PM Wong’s fear of losing ministers raises questions on PAP’s leadership depth and resilience
Prime Minister Lawrence Wong’s Fullerton rally speech on 28 April warned of instability if a few ministers were lost. Yet, this raises serious questions about the PAP’s leadership depth and Singapore’s political resilience. True strength lies in strong institutions, not near-total dominance at the ballot box.

Prime Minister Lawrence Wong’s speech at the Fullerton rally on 28 April 2025 set a striking tone for the rest of the election campaign. Wong warned that losing just three or four ministers would significantly weaken Singapore’s Cabinet, government, and the country itself. This statement invites serious reflection about the depth of leadership within the People's Action Party (PAP), and about the expectations of political resilience in Singapore’s democracy. The PAP has long emphasised leadership renewal, with Wong himself highlighting that the party is fielding the largest number of new candidates in recent history. Yet, the idea that the loss of a few ministers could destabilise governance suggests that the renewal process may not be as deep or as robust as claimed.
A particularly apt analogy circulating online compared the situation to a football team of 80 to 90 players being unable to substitute three or four injured players.
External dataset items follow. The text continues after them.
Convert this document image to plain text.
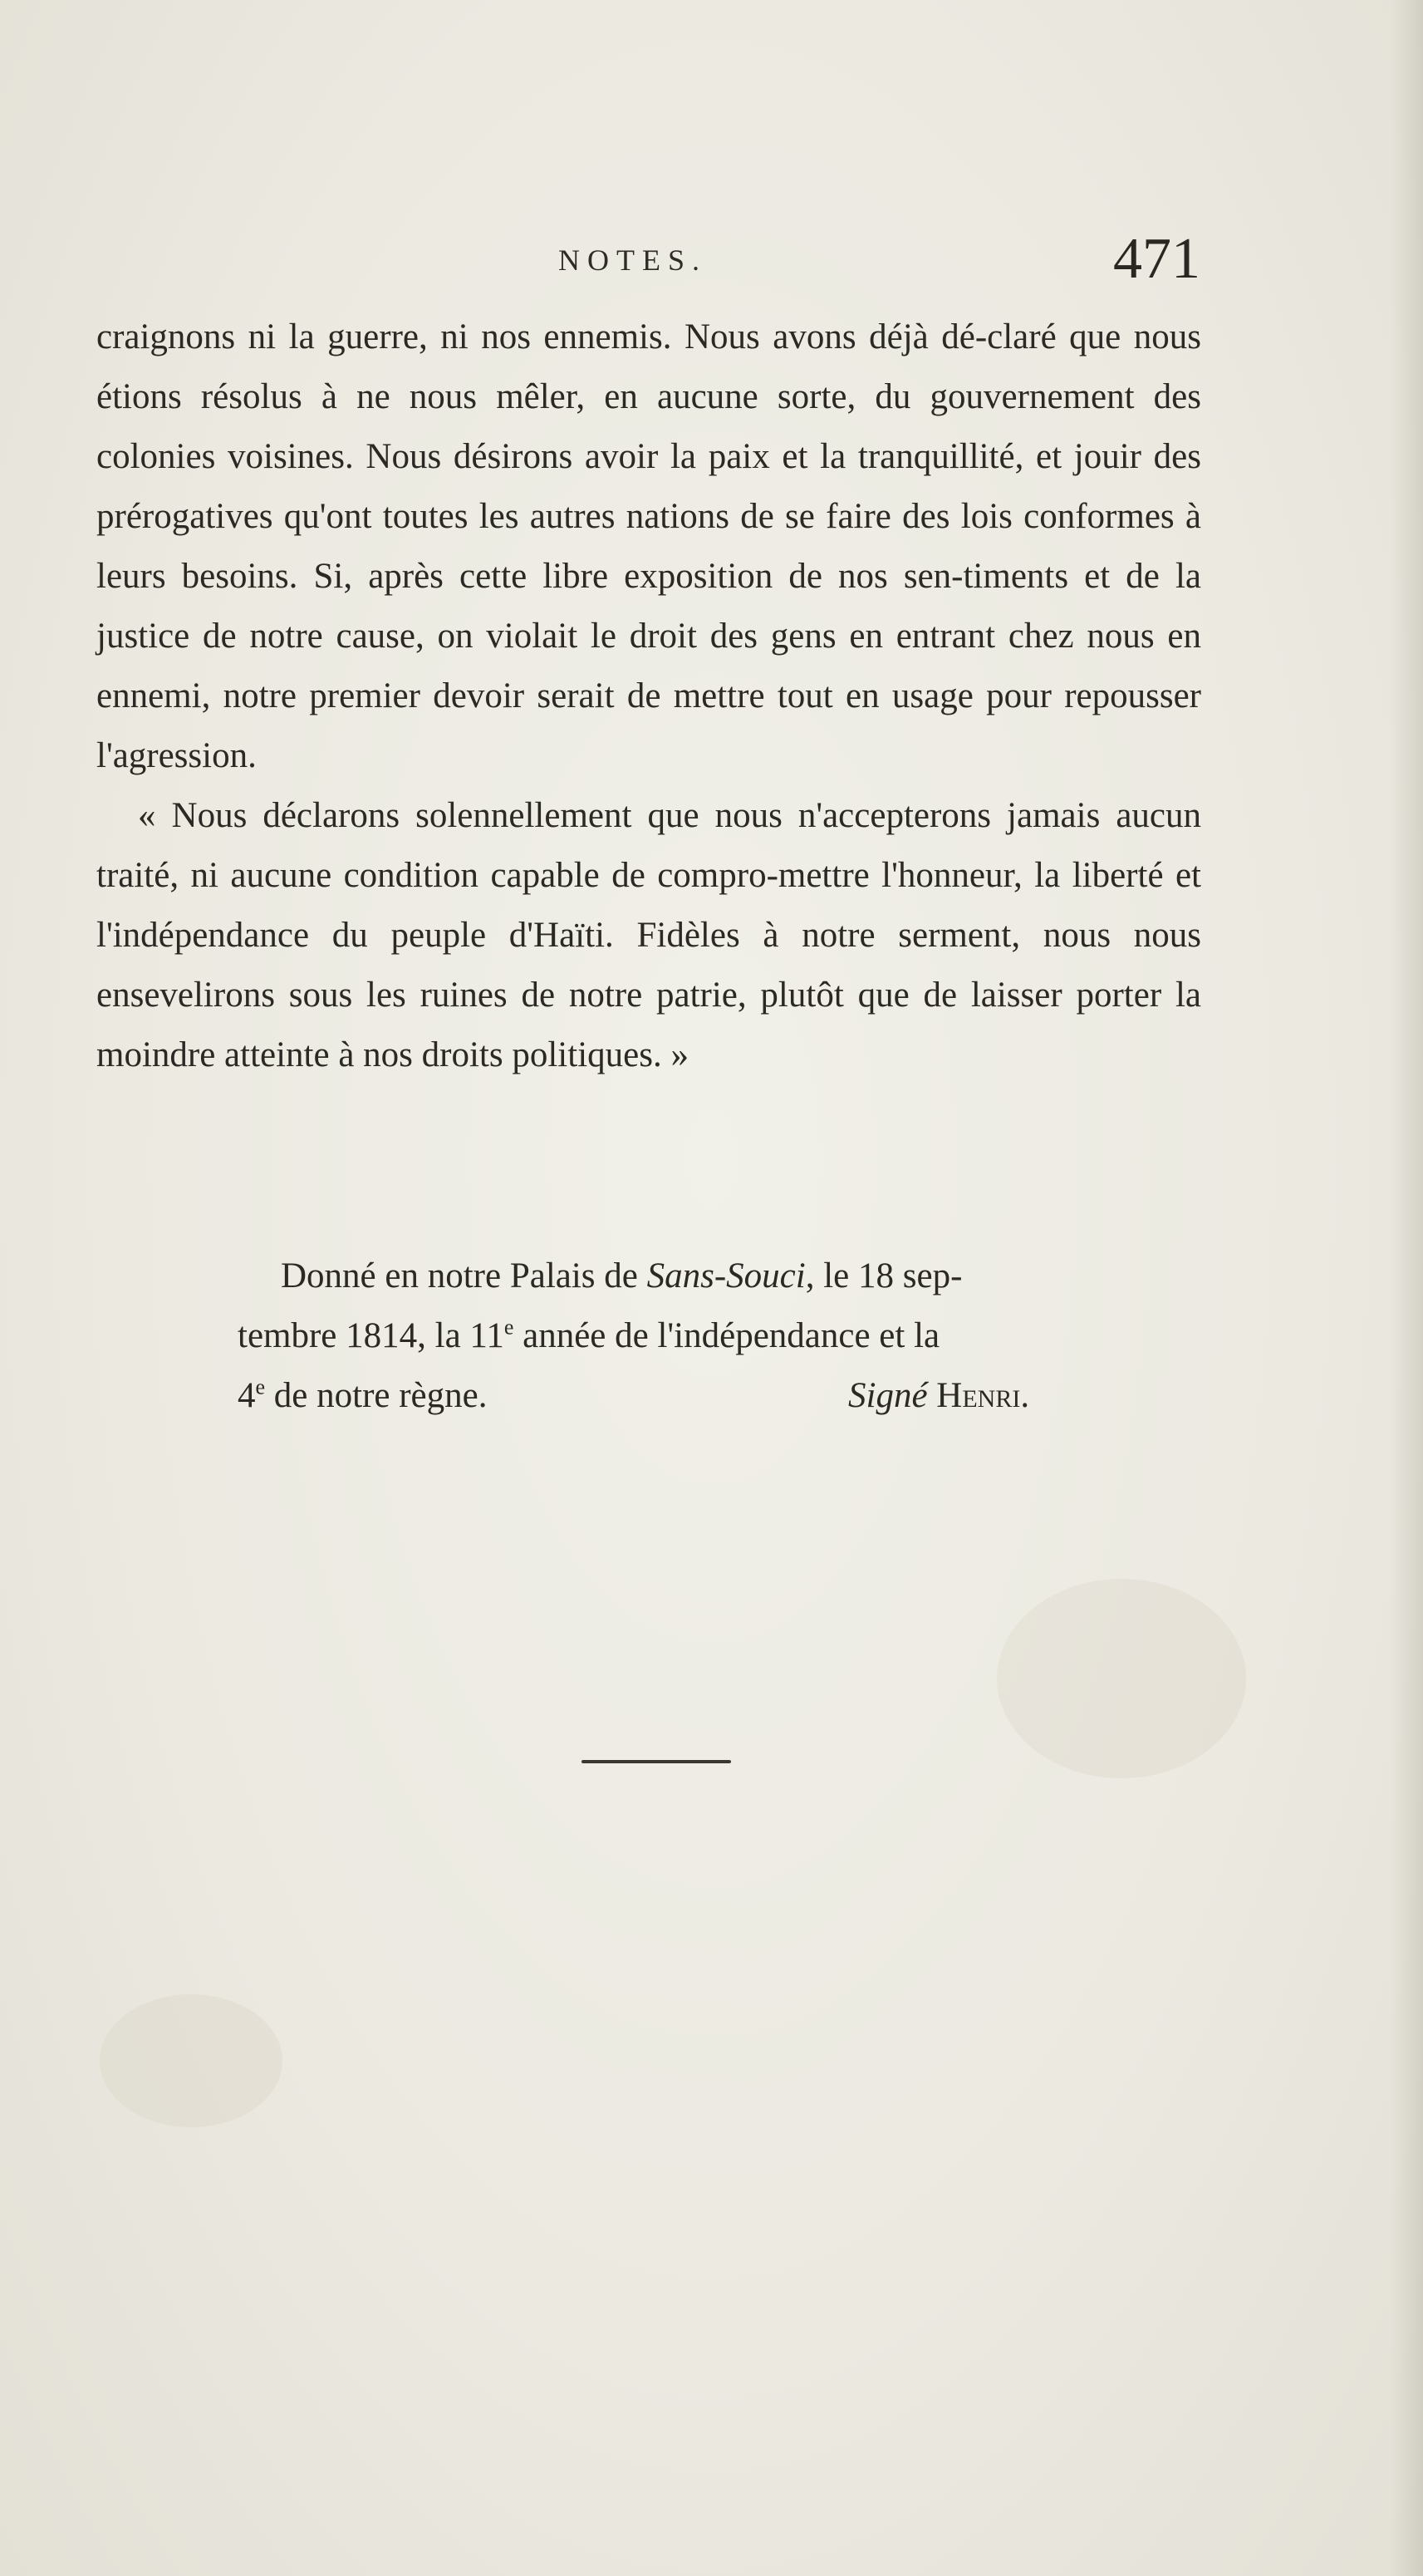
NOTES.	471

craignons ni la guerre, ni nos ennemis. Nous avons déjà dé-claré que nous étions résolus à ne nous mêler, en aucune sorte, du gouvernement des colonies voisines. Nous désirons avoir la paix et la tranquillité, et jouir des prérogatives qu'ont toutes les autres nations de se faire des lois conformes à leurs besoins. Si, après cette libre exposition de nos sen-timents et de la justice de notre cause, on violait le droit des gens en entrant chez nous en ennemi, notre premier devoir serait de mettre tout en usage pour repousser l'agression.

« Nous déclarons solennellement que nous n'accepterons jamais aucun traité, ni aucune condition capable de compro-mettre l'honneur, la liberté et l'indépendance du peuple d'Haïti. Fidèles à notre serment, nous nous ensevelirons sous les ruines de notre patrie, plutôt que de laisser porter la moindre atteinte à nos droits politiques. »

Donné en notre Palais de Sans-Souci, le 18 sep-
tembre 1814, la 11e année de l'indépendance et la
4e de notre règne.	Signé Henri.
If a team cannot continue functioning effectively after losing a handful of players, it raises inevitable questions about the strength of its wider bench.
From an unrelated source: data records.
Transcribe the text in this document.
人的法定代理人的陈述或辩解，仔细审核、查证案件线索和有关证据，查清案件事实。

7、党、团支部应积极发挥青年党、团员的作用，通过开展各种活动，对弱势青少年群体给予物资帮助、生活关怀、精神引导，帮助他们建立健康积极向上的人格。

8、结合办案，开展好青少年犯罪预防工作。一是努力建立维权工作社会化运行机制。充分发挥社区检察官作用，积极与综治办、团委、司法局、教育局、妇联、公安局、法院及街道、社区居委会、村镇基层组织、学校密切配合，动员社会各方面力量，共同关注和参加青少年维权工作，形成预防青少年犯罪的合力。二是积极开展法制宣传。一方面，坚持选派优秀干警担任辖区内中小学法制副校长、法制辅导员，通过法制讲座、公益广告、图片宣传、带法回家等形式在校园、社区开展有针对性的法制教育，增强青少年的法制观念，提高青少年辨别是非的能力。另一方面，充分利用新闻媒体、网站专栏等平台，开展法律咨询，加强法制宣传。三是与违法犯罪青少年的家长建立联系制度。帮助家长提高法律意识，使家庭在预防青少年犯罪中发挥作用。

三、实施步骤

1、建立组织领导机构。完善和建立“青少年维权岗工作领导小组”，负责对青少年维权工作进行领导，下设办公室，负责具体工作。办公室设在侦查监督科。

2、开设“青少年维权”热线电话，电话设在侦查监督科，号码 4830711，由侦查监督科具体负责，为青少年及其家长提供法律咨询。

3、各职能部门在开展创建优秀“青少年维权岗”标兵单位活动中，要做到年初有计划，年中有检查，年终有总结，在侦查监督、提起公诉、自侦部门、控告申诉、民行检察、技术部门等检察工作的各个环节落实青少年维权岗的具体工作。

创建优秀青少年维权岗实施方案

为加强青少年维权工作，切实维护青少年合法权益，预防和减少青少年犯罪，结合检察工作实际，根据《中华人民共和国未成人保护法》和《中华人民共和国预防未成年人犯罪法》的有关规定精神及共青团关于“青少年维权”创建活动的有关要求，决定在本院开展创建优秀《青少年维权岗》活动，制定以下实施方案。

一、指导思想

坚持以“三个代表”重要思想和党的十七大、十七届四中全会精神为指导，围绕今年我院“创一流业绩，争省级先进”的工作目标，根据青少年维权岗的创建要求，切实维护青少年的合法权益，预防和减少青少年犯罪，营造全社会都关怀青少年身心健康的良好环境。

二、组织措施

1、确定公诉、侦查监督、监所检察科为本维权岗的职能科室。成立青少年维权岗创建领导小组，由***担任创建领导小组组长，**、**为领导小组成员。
Moreover, Wong’s suggestion that foreign powers would "push Singapore around" if the PAP’s mandate weakens appears to misunderstand how countries assess each other internationally.
In global affairs, strength is not judged by the margin of electoral victories but by economic vitality, national stability, governance quality, and strategic clarity.
Japan, for example, frequently experiences Cabinet reshuffles and changes in government without seeing any significant decline in its ability to negotiate, compete, or defend its interests.
Singapore’s standing in the world will continue to rest on its economic competitiveness, institutional strength, and societal unity — not on the size of one party’s parliamentary majority.
In a functioning democracy, so long as a government holds a majority, it retains full authority to govern and pass laws.
There is no need for near-total dominance to maintain legitimacy and effectiveness.
To imply otherwise risks setting Singapore apart from the norms of developed democracies and aligns uncomfortably with systems where opposition voices are not meaningfully tolerated.
It is worth noting that even North Korea is officially styled as a "Democratic People’s Republic," a reminder that the form of democracy matters less than the substance of political participation and competition.
If Singapore’s government cannot function effectively without near-complete electoral dominance, it would represent a worrying fragility rather than a strength.
True resilience lies in the ability to govern confidently and competently even amidst political competition, leadership turnover, and evolving public expectations.
Singapore’s success has been built not just on strong leadership but on strong institutions, public trust, and sound policies.
It must continue to be underpinned by these foundations, rather than by the electoral supremacy of any one party or set of individuals.
As citizens consider their choices in this general election, the real question is not how to prevent change, but how to ensure that change, when it comes, strengthens the country’s foundations rather than weakens them.
Singapore deserves a political system that is durable, confident, and capable of renewal — not one that fears the normal workings of democracy.